I don't know where you got the idea that reserves are fixed at the outset. Oil in place is typically estimated at the end of deliniation drilling. Oil in place typically doesn't, but can, change throughout the life of the field because of additional drilling.

Subsequent to the initial development of a field or reservoir, performance(typcally in the form of decline curve analysis or other empirical methods)and more formally by reservoir numerical simulation modeling is used to evaluate performance and forecast future production rates and reserves. Here's a shocker: sometimes estimated oil in place is adjusted to obtain a history match modeling to performance.

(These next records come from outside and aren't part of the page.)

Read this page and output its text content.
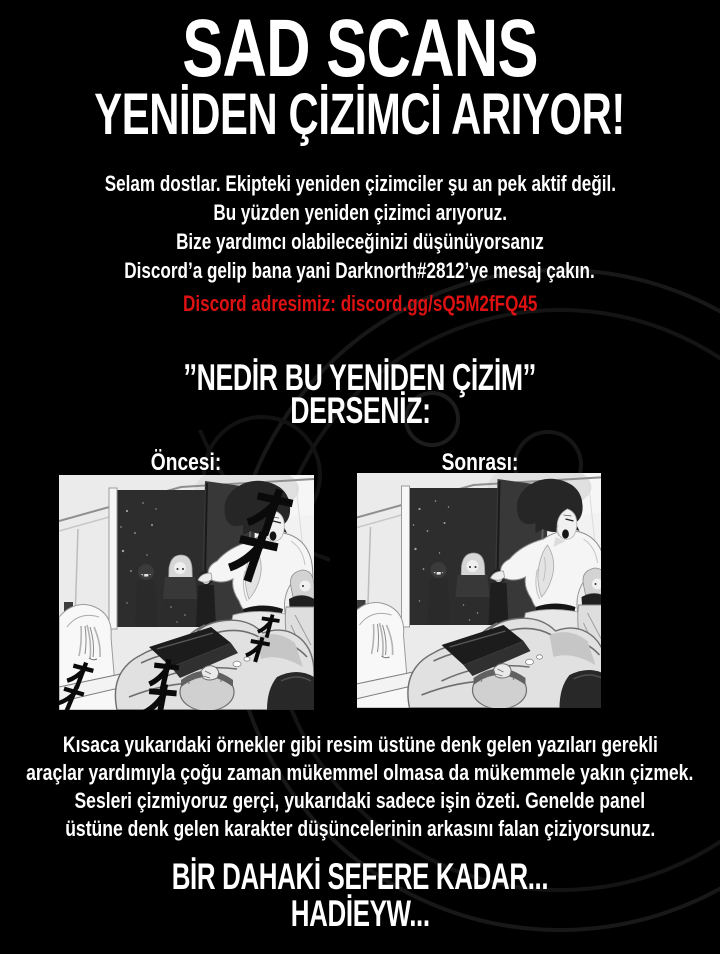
SAD SCANS
YENİDEN ÇİZİMCİ ARIYOR!
Selam dostlar. Ekipteki yeniden çizimciler şu an pek aktif değil.
Bu yüzden yeniden çizimci arıyoruz.
Bize yardımcı olabileceğinizi düşünüyorsanız
Discord’a gelip bana yani Darknorth#2812’ye mesaj çakın.
Discord adresimiz: discord.gg/sQ5M2fFQ45
’’NEDİR BU YENİDEN ÇİZİM’’
DERSENİZ:
Öncesi:	Sonrası:
Kısaca yukarıdaki örnekler gibi resim üstüne denk gelen yazıları gerekli
araçlar yardımıyla çoğu zaman mükemmel olmasa da mükemmele yakın çizmek.
Sesleri çizmiyoruz gerçi, yukarıdaki sadece işin özeti. Genelde panel
üstüne denk gelen karakter düşüncelerinin arkasını falan çiziyorsunuz.
BİR DAHAKİ SEFERE KADAR...
HADİEYW...
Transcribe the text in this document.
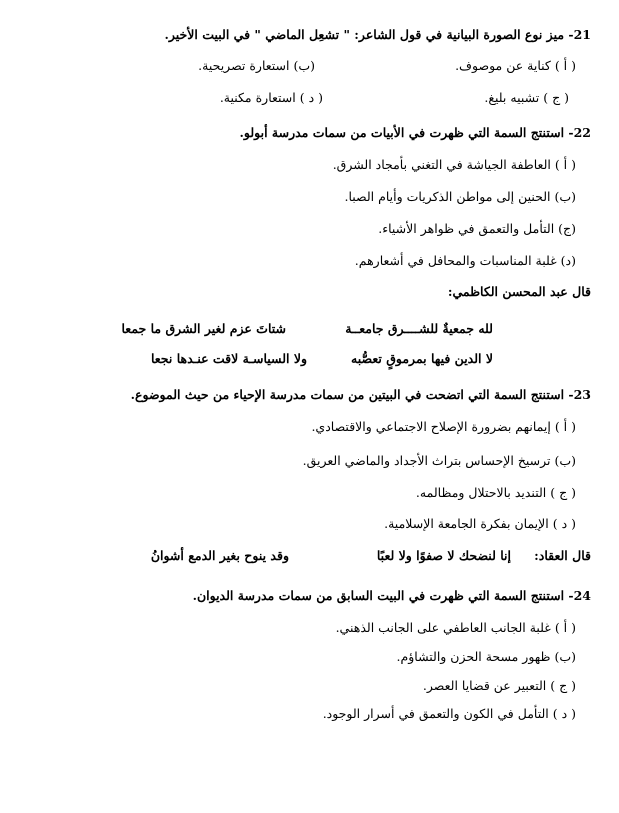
21- ميز نوع الصورة البيانية في قول الشاعر: " تشعِل الماضي " في البيت الأخير.
( أ ) كناية عن موصوف.
(ب) استعارة تصريحية.
( ج ) تشبيه بليغ.
( د ) استعارة مكنية.
22- استنتج السمة التي ظهرت في الأبيات من سمات مدرسة أبولو.
( أ ) العاطفة الجياشة في التغني بأمجاد الشرق.
(ب) الحنين إلى مواطن الذكريات وأيام الصبا.
(ج) التأمل والتعمق في ظواهر الأشياء.
(د) غلبة المناسبات والمحافل في أشعارهم.
قال عبد المحسن الكاظمي:
لله جمعيةٌ للشــــرق جامعــة
شتاتَ عزم لغير الشرق ما جمعا
لا الدين فيها بمرموقٍ تعصُّبه
ولا السياسـة لاقت عنـدها نجعا
23- استنتج السمة التي اتضحت في البيتين من سمات مدرسة الإحياء من حيث الموضوع.
( أ ) إيمانهم بضرورة الإصلاح الاجتماعي والاقتصادي.
(ب) ترسيخ الإحساس بتراث الأجداد والماضي العريق.
( ج ) التنديد بالاحتلال ومظالمه.
( د ) الإيمان بفكرة الجامعة الإسلامية.
قال العقاد:
إنا لنضحك لا صفوًا ولا لعبًا
وقد ينوح بغير الدمع أشوانُ
24- استنتج السمة التي ظهرت في البيت السابق من سمات مدرسة الديوان.
( أ ) غلبة الجانب العاطفي على الجانب الذهني.
(ب) ظهور مسحة الحزن والتشاؤم.
( ج ) التعبير عن قضايا العصر.
( د ) التأمل في الكون والتعمق في أسرار الوجود.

Performance evaluation is used thoughout the life of a field to optimize recovery and maximize economic return. If an operator sees an opportunity to increase reserves and accelerate recovery by infill drilling, they may do so anytime.

Reserves at year end are beginning reserves minus production plus or minus revisions and are based on performance, no matter what the initial reserve estimates were.

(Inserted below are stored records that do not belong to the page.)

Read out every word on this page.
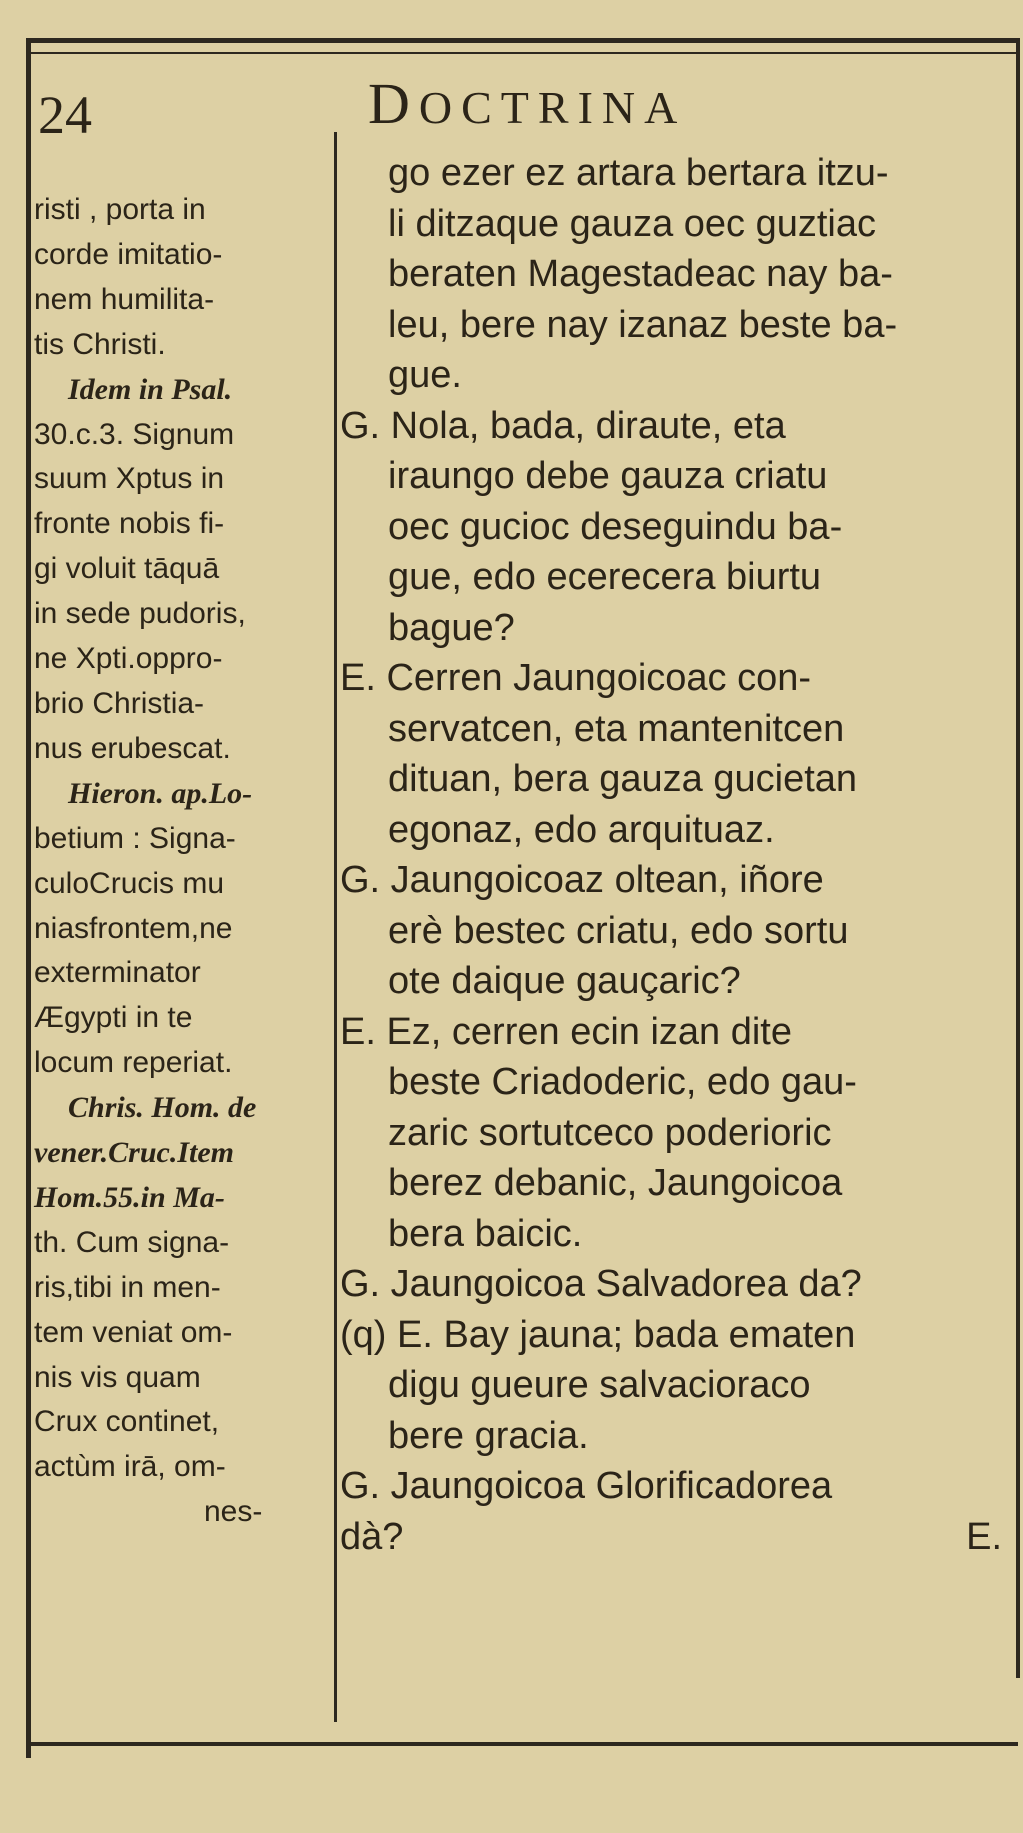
24	DOCTRINA
risti , porta in
corde imitatio-
nem humilita-
tis Christi.
Idem in Psal.
30.c.3. Signum
suum Xptus in
fronte nobis fi-
gi voluit tāquā
in sede pudoris,
ne Xpti.oppro-
brio Christia-
nus erubescat.
Hieron. ap.Lo-
betium : Signa-
culoCrucis mu
niasfrontem,ne
exterminator
Ægypti in te
locum reperiat.
Chris. Hom. de
vener.Cruc.Item
Hom.55.in Ma-
th. Cum signa-
ris,tibi in men-
tem veniat om-
nis vis quam
Crux continet,
actùm irā, om-
nes-
go ezer ez artara bertara itzu-
li ditzaque gauza oec guztiac
beraten Magestadeac nay ba-
leu, bere nay izanaz beste ba-
gue.
G. Nola, bada, diraute, eta
iraungo debe gauza criatu
oec gucioc deseguindu ba-
gue, edo ecerecera biurtu
bague?
E. Cerren Jaungoicoac con-
servatcen, eta mantenitcen
dituan, bera gauza gucietan
egonaz, edo arquituaz.
G. Jaungoicoaz oltean, iñore
erè bestec criatu, edo sortu
ote daique gauçaric?
E. Ez, cerren ecin izan dite
beste Criadoderic, edo gau-
zaric sortutceco poderioric
berez debanic, Jaungoicoa
bera baicic.
G. Jaungoicoa Salvadorea da?
(q) E. Bay jauna; bada ematen
digu gueure salvacioraco
bere gracia.
G. Jaungoicoa Glorificadorea
dà?	E.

Infill drilling typically increases depletion, but the operator can use infill drilling to facilitate eor, thereby decreasing depletion.

Reservoirs are made up of anisotropic porous rock and thus the potential to increase recovery by infill drilling.

I don't know where you got the idea that reserves are fixed at the outset.

I think you are referring to this statement by me: " Reserves are estimated, very conservatively, very early, usually after the first test well is drilled. They are then adjusted, up or down, as the field ages.

Okay I assume you know the difference between the definition of "fixed" and "estimated" so I really don't understand what your quibble is.

Though I never said any such thing, reserves are fixed at the outset. That is just common sense. Reserves were fixed millions of years ago. Estimates of OOIP are continually being adjusted however, but those estimates are never fixed. How on earth can an estimate be fixed. If it were fixed, then it would not be an estimate.

OOIP is never adjusted. How on earth do you think they can adjust the amount of oil originally in the ground? Estimates of OOIP is all that can possibly be adjusted.

I will not be replying to any more of your posts. That would obviously be an exercise in futility.

Bye now and have Merry Christmas and a great life thereafter.

Ron P.

You have a Merry Christmas and a great life thereafter, too.

Oh, on a related note, the Alaskan pipeline was running at an average of 571,462 bd in May.

Let me channel a past TOD post warning of the pipeline being at Minimum Operating Level (MOL)

Unless major oil discoveries are made soon in Alaska, the Trans-Alaska Pipeline System could be at minimum operating level of 500,000 barrels per day in four years, a senior ConocoPhillips executive told a group of Alaska business leaders.

And from 20 years ago:

Oil is not a renewable energy and the depletion rate is not being represented as an accurate number according to the graphs. We must control our consumptions for the generations to come and find alternate sources to get away from oil such as hydrogen.